Yes, and this approach gives a clear path to 1.0. One might hope that tests are being written in tandem with the code, in the 0.x epoch those are just tests.

During the ramp-up to 1.0, release candidates and such, some of the tests, the ones which evidently demonstrate the expected behavior of the API, get moved to the API testset. Since it's still zero season, this imposes no restrictions. The tests could have bugs, the code could have bugs, the API tests might need tweaking, the API can still change, all of this is fine.

Then you release 1.0 and the API tests have to stay green until 2.0. I think we have different estimates of how likely it is that it would make sense to change those tests and not call that a breaking change, because that's what those tests are for. They are a subset of the (often much larger) test suite, designed specifically on the premise that if these behaviors change, it will break the API. I don't think it's hard to write those, I've never found that difficult in my own code. If you can't make a few assertions about the behavior of a package, does it even make sense to describe it as having a stable API? What would that even mean?

A realistic version of this system would have to allow preludes to the API tests, and those can change.

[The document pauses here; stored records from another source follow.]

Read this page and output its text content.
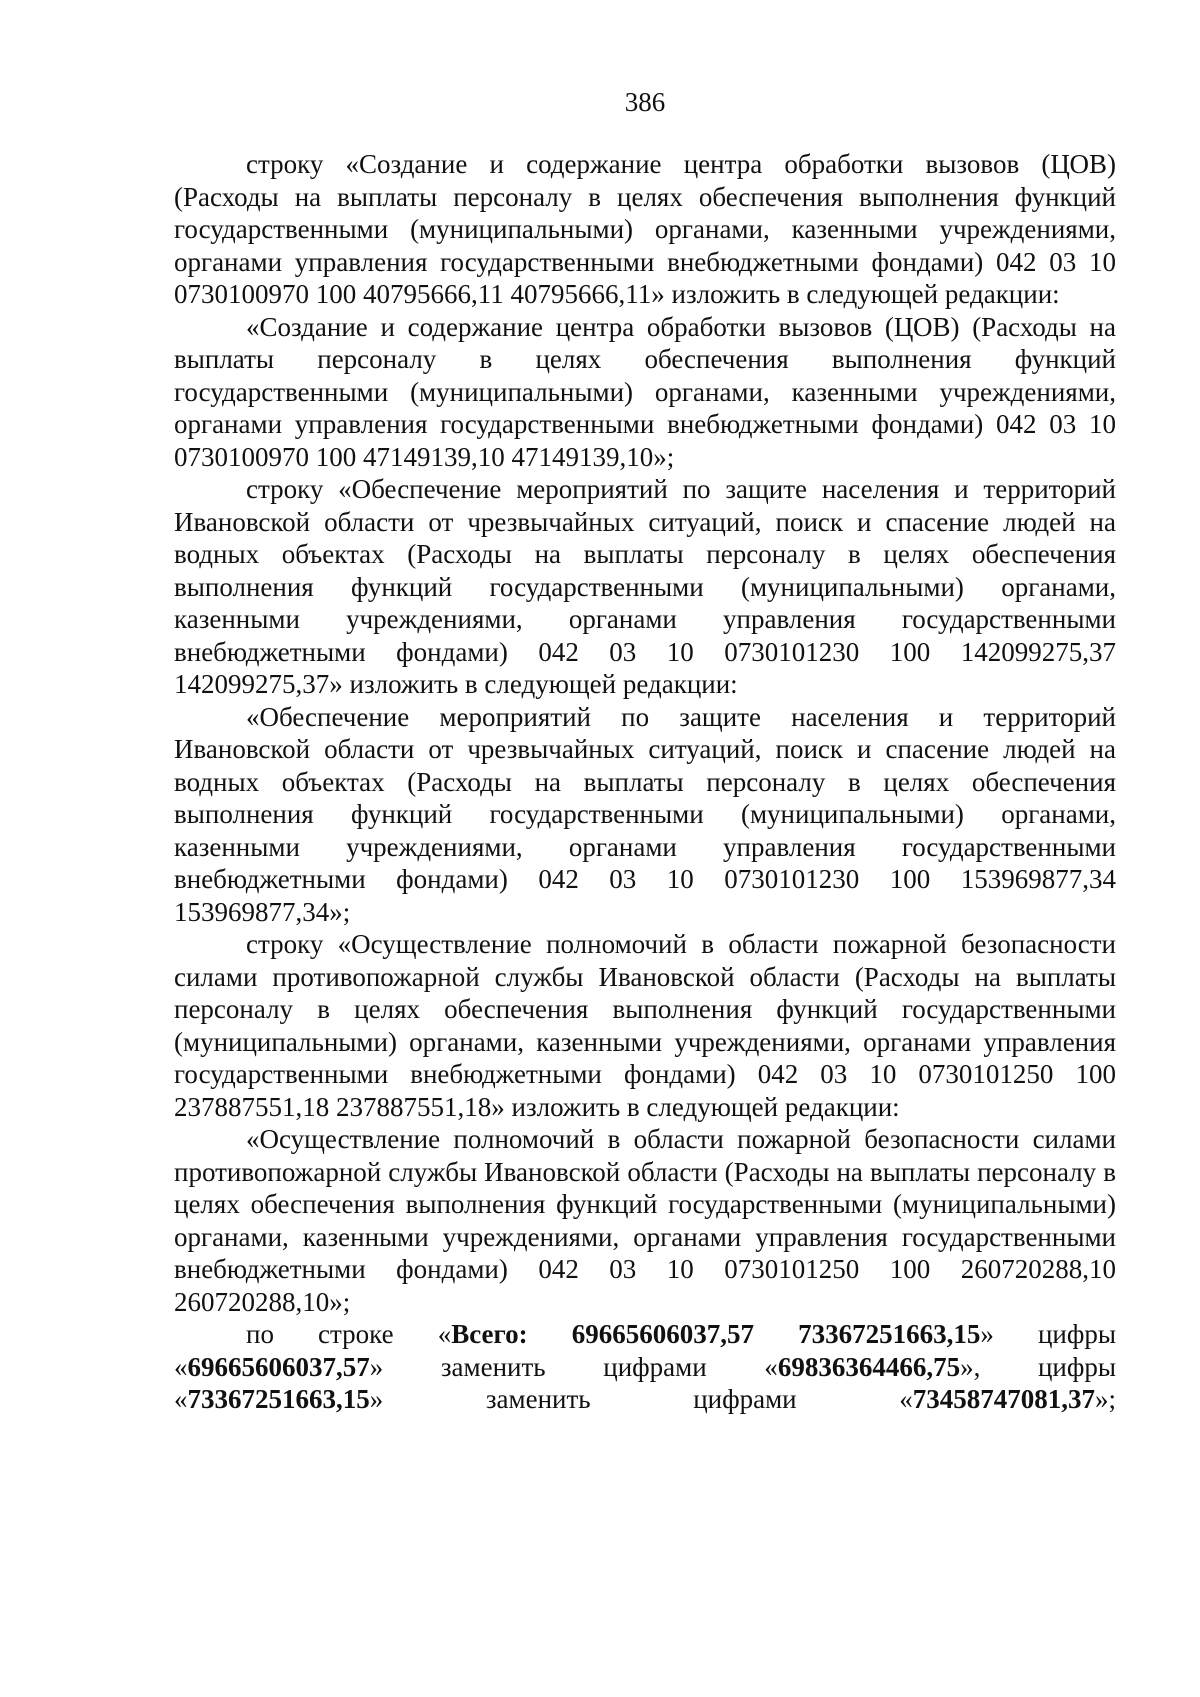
386

строку «Создание и содержание центра обработки вызовов (ЦОВ) (Расходы на выплаты персоналу в целях обеспечения выполнения функций государственными (муниципальными) органами, казенными учреждениями, органами управления государственными внебюджетными фондами) 042 03 10 0730100970 100 40795666,11 40795666,11» изложить в следующей редакции:

«Создание и содержание центра обработки вызовов (ЦОВ) (Расходы на выплаты персоналу в целях обеспечения выполнения функций государственными (муниципальными) органами, казенными учреждениями, органами управления государственными внебюджетными фондами) 042 03 10 0730100970 100 47149139,10 47149139,10»;

строку «Обеспечение мероприятий по защите населения и территорий Ивановской области от чрезвычайных ситуаций, поиск и спасение людей на водных объектах (Расходы на выплаты персоналу в целях обеспечения выполнения функций государственными (муниципальными) органами, казенными учреждениями, органами управления государственными внебюджетными фондами) 042 03 10 0730101230 100 142099275,37 142099275,37» изложить в следующей редакции:

«Обеспечение мероприятий по защите населения и территорий Ивановской области от чрезвычайных ситуаций, поиск и спасение людей на водных объектах (Расходы на выплаты персоналу в целях обеспечения выполнения функций государственными (муниципальными) органами, казенными учреждениями, органами управления государственными внебюджетными фондами) 042 03 10 0730101230 100 153969877,34 153969877,34»;

строку «Осуществление полномочий в области пожарной безопасности силами противопожарной службы Ивановской области (Расходы на выплаты персоналу в целях обеспечения выполнения функций государственными (муниципальными) органами, казенными учреждениями, органами управления государственными внебюджетными фондами) 042 03 10 0730101250 100 237887551,18 237887551,18» изложить в следующей редакции:

«Осуществление полномочий в области пожарной безопасности силами противопожарной службы Ивановской области (Расходы на выплаты персоналу в целях обеспечения выполнения функций государственными (муниципальными) органами, казенными учреждениями, органами управления государственными внебюджетными фондами) 042 03 10 0730101250 100 260720288,10 260720288,10»;

по строке «Всего: 69665606037,57 73367251663,15» цифры «69665606037,57» заменить цифрами «69836364466,75», цифры «73367251663,15» заменить цифрами «73458747081,37»;
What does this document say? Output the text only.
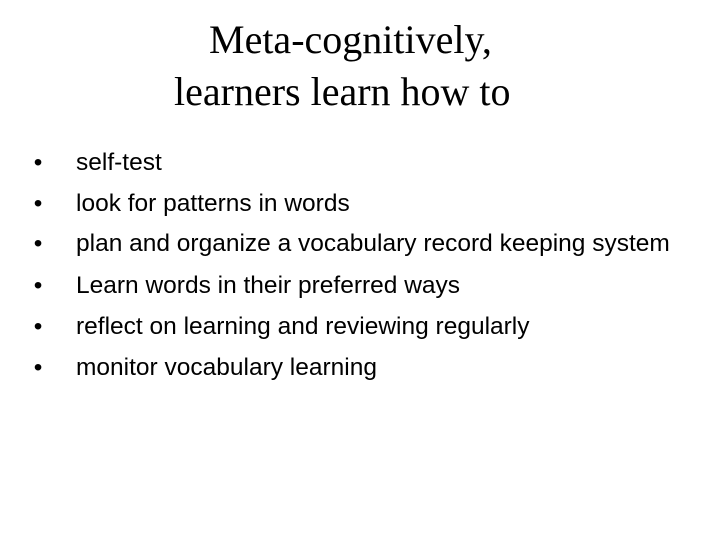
Meta-cognitively,
learners learn how to
• self-test
• look for patterns in words
• plan and organize a vocabulary record keeping system
• Learn words in their preferred ways
• reflect on learning and reviewing regularly
• monitor vocabulary learning
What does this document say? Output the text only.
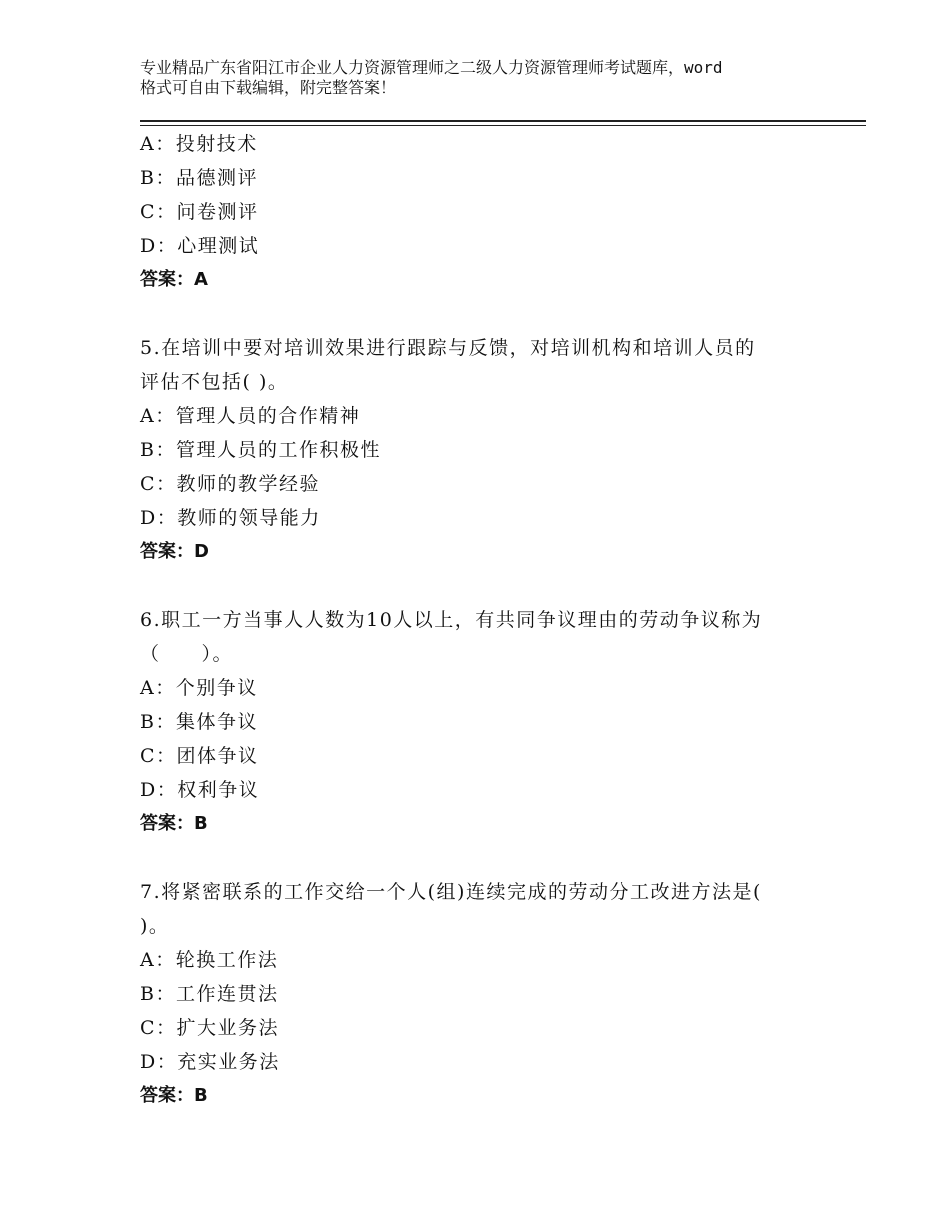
专业精品广东省阳江市企业人力资源管理师之二级人力资源管理师考试题库，word
格式可自由下载编辑，附完整答案！
A：投射技术
B：品德测评
C：问卷测评
D：心理测试
答案：A
5.在培训中要对培训效果进行跟踪与反馈，对培训机构和培训人员的
评估不包括( )。
A：管理人员的合作精神
B：管理人员的工作积极性
C：教师的教学经验
D：教师的领导能力
答案：D
6.职工一方当事人人数为10人以上，有共同争议理由的劳动争议称为
（　　）。
A：个别争议
B：集体争议
C：团体争议
D：权利争议
答案：B
7.将紧密联系的工作交给一个人(组)连续完成的劳动分工改进方法是(
)。
A：轮换工作法
B：工作连贯法
C：扩大业务法
D：充实业务法
答案：B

Setup might involve internal details, mockups, other things which it isn't prudent to lock in. That theoretically lets maintainers change behavior while pretending they didn't (dumb example, changing the meaning of `lowercase` to `uppercase` and replacing the setup string with digits), but the point of this isn't to stop people from being jerks, that isn't possible.

There aren't restrictions on what the API tests can be, either. Someone with a philosophical objection to all of this can engage in malicious compliance and write "assert 1 + 1 = 2" to pacify the package manager. A minimal API test set which is still in the spirit of the concept is to assert that the exported/public names in the package are defined. That already provides a hard guarantee, after all, and if it's a subset of the exports, that shows which ones are intended to be stable and which ones are experimental.

Users can build on that by writing tests which use those exported values, demonstrating expected behavior, there's no need or expectation that every possible corner is covered by the test suite right at 1.0. Maintainers can add those tests to the API set if they agree that the assertions should be invariant.

Part of why I like this idea is there's a reluctance, which you're showing, to make major version releases. It's stressful for the maintainers and the users. In this system, the broken tests stay in the suite, and get moved out to the version 1 set. Users can assert the tests in the suite which fix behavior they rely on, and automated tooling can tell them if it's definitely not safe to upgrade (nothing can assure that any upgrade is completely safe, certainly not Scout's-honor SemVer). Making major releases should be less fraught. It's sadly common for package maintainers to make changes which are actually breaking, and claim that's not what happened, so they can keep a 1 in the front of their version string. That's a perverse incentive.

The worst case scenario which seems to concern you is what? The code is good but the tests are bad? Ok, write a sheepish NEWS.md assuring everyone that nothing is really changing but the test suite, and cut another major version. Laugh about it later.

withinboredom · on Feb 20, 2024

Making 0.* special, doesn't actually fix the issue I'm describing, but just pushes it to 2.0.

Example: now that 1.0 is released, I want to add two new massively breaking changes. The team opens two PRs. The first one merges and bumps the version to 2.0, then the next one merges, and it gets bumped to 3.0. That sounds ridiculous.